Cahier critique 06/07/2021

“Plaisir fantôme” de Morgan Simon

Jeanne élève seule sa fille de 9 ans, Mylène, et songe à leur prochaine virée à la mer.

Avertissement : interdiction aux moins de 12 ans.

Une femme, mère d’une petite fille, profite d’une baignade avec cette dernière et le plaisir éprouvé – réel et pas fantôme, pour le coup – lié à cet épisode banal d’une vie de famille prend une dimension d’épiphanie, par la grâce d’une photographie dorée signée Paul Guilhaume, chef-opérateur décidément surdoué, et des notes de Tomaso Albinoni. C’est d’ailleurs l’Adagio qui avait ouvert le film et ce sommet de mélancolie au sein du répertoire classique sied à celle de son personnage principal. 

Actrice de films pornographiques, elle a de longues années d’expérience et fait son boulot comme une autre irait vendre des croissants dans une boulangerie ou tenir un guichet de Pôle Emploi. Certes, elle confie à une jeune congénère qu’elle y trouve toujours son compte, qu’il n’y a pas de partenaire moche ou dégoûtant, que toute scène effectuée est une fête… Mais son regard, où pointe souvent un soupçon de tristesse, ne trompe pas. L’absence s’y lit. D’ailleurs, c’est cette notion même qui se trouve au cœur d’une scène centrale du film : alors qu’elle est en train de tourner une séquence explicite avec trois hommes, Anna s’éclipse symboliquement. Elle est là physiquement, active, mais son âme – son “être véritable” – s’échappe. En transparence, nue comme la vérité sortant du puits, filant bien loin de ces ébats destinés à alimenter les autoroutes virtuelles du porno en ligne. Le plaisir qu’elle prétend toujours rencontrer, sans être blasée, serait ainsi bien fantôme au sens où un manchot continue de ressentir son bras manquant, le fameux membre fantôme (sans aucun jeu de mot, juré…). 

C’est après son premier long métrage Compte tes blessures (sorti en salles au début de 2017) que Morgan Simon est revenu au format court, filmant dans Plaisir fantôme Anna Polina, cette “hardeuse” d’origine russe travaillant et vivant en France.
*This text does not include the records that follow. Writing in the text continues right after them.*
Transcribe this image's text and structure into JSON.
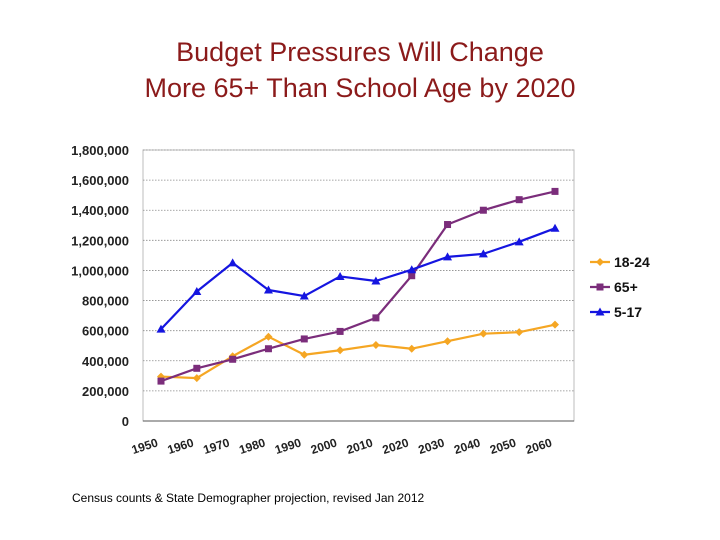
{
  "title_line1": "Budget Pressures Will Change",
  "title_line2": "More 65+ Than School Age by 2020",
  "caption": "Census counts & State Demographer projection, revised Jan 2012",
  "chart_data": {
    "type": "line",
    "title": "Budget Pressures Will Change More 65+ Than School Age by 2020",
    "xlabel": "",
    "ylabel": "",
    "x": [
      "1950",
      "1960",
      "1970",
      "1980",
      "1990",
      "2000",
      "2010",
      "2020",
      "2030",
      "2040",
      "2050",
      "2060"
    ],
    "x_tick_labels": [
      "1950",
      "1960",
      "1970",
      "1980",
      "1990",
      "2000",
      "2010",
      "2020",
      "2030",
      "2040",
      "2050",
      "2060"
    ],
    "ylim": [
      0,
      1800000
    ],
    "y_ticks": [
      0,
      200000,
      400000,
      600000,
      800000,
      1000000,
      1200000,
      1400000,
      1600000,
      1800000
    ],
    "y_tick_labels": [
      "0",
      "200,000",
      "400,000",
      "600,000",
      "800,000",
      "1,000,000",
      "1,200,000",
      "1,400,000",
      "1,600,000",
      "1,800,000"
    ],
    "grid": true,
    "legend_position": "right",
    "series": [
      {
        "name": "18-24",
        "color": "#f5a623",
        "marker": "diamond",
        "values": [
          295000,
          285000,
          430000,
          560000,
          440000,
          470000,
          505000,
          480000,
          530000,
          580000,
          590000,
          640000
        ]
      },
      {
        "name": "65+",
        "color": "#7b2d7b",
        "marker": "square",
        "values": [
          265000,
          350000,
          410000,
          480000,
          545000,
          595000,
          685000,
          965000,
          1305000,
          1400000,
          1470000,
          1525000
        ]
      },
      {
        "name": "5-17",
        "color": "#1515e0",
        "marker": "triangle",
        "values": [
          610000,
          860000,
          1050000,
          870000,
          830000,
          960000,
          930000,
          1005000,
          1090000,
          1110000,
          1190000,
          1280000
        ]
      }
    ]
  }
}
La frontière floue entre fiction et réalité sert de ligne de crête, parfois avec humour car on pense à la difficulté proverbiale des comédien(ne)s de productions pour adultes à jouer et venir à bout des dialogues, ce qui est le cas ici, notamment lors des échanges avec les autres filles, qui, viennent du cinéma dit traditionnel (comme Sarah-Megan Allouch, ceci dit souvent présente dans des univers nettement troubles ou sexués) ou du monde de l’art (pour Andréa De Bortoli). Mais l’objectif, qui est de faire refluer les préjugés et de susciter l’empathie envers le personnage, est vite rempli : cette femme nous touche ; c’est une mère qui fait de son mieux, souffrant sans doute de cette honte évoquée, ressentie par sa fille de neuf ans lorsqu’elle vient le chercher à la sortie de l’école. Et la virée à la mer promise a une portée universelle : tous les gosses du monde attendent de leurs parents ce genre de divertissante escapade.

Quant au sujet de l’industrie filmique du X, il semble attirer l’intérêt de nombre de jeunes cinéastes de la génération 2.0 à laquelle appartient Morgan Simon, à savoir le duo Poggi/Vinel (Notre héritage, avec déjà Sarah-Megan Allouch…), Maxime Caperan et Thomas Finkielkraut (Pornstar), Julien Guetta (Lana del Roy) ou encore Corentin Coëplet (Un jour bien ordinaire, coréalisé avec Ovidie). À chaque fois, le regard est porté au-delà des apparences, fouillant dans la vraie vie, la banalité du quotidien, très loin de ce que peut projeter fantasmatiquement l’adepte du “genre”. Morgan Simon n’en rajoute pas et son héroïne ne compte pas ses blessures… Elle s’attache simplement à assumer sa vie de femme sous tous ses aspects, y compris la voie qu’elle a choisie. S’en détacher est difficile, mais une échappée onirique finale peut le permettre, à travers un motif mythologique à ne pas révéler, mais qui associe à la fascination exercée sur les hommes, potentiellement létale, une certaine vulnérabilité à leur égard.

Christophe Chauville 

France, 2019, 16 minutes.
Réalisation et scénario : Morgan Simon. Image : Paul Guilhaume. Montage : Marie Loustalot. Son : Samuel Aïchoun, Antoine-Basile Mercier et Alexis Meynet. Interprétation : Anna Polina, Sarah-Megan Allouch, Andréa De Bortoli et Élise Havelange. Production : Trois Brigands Productions.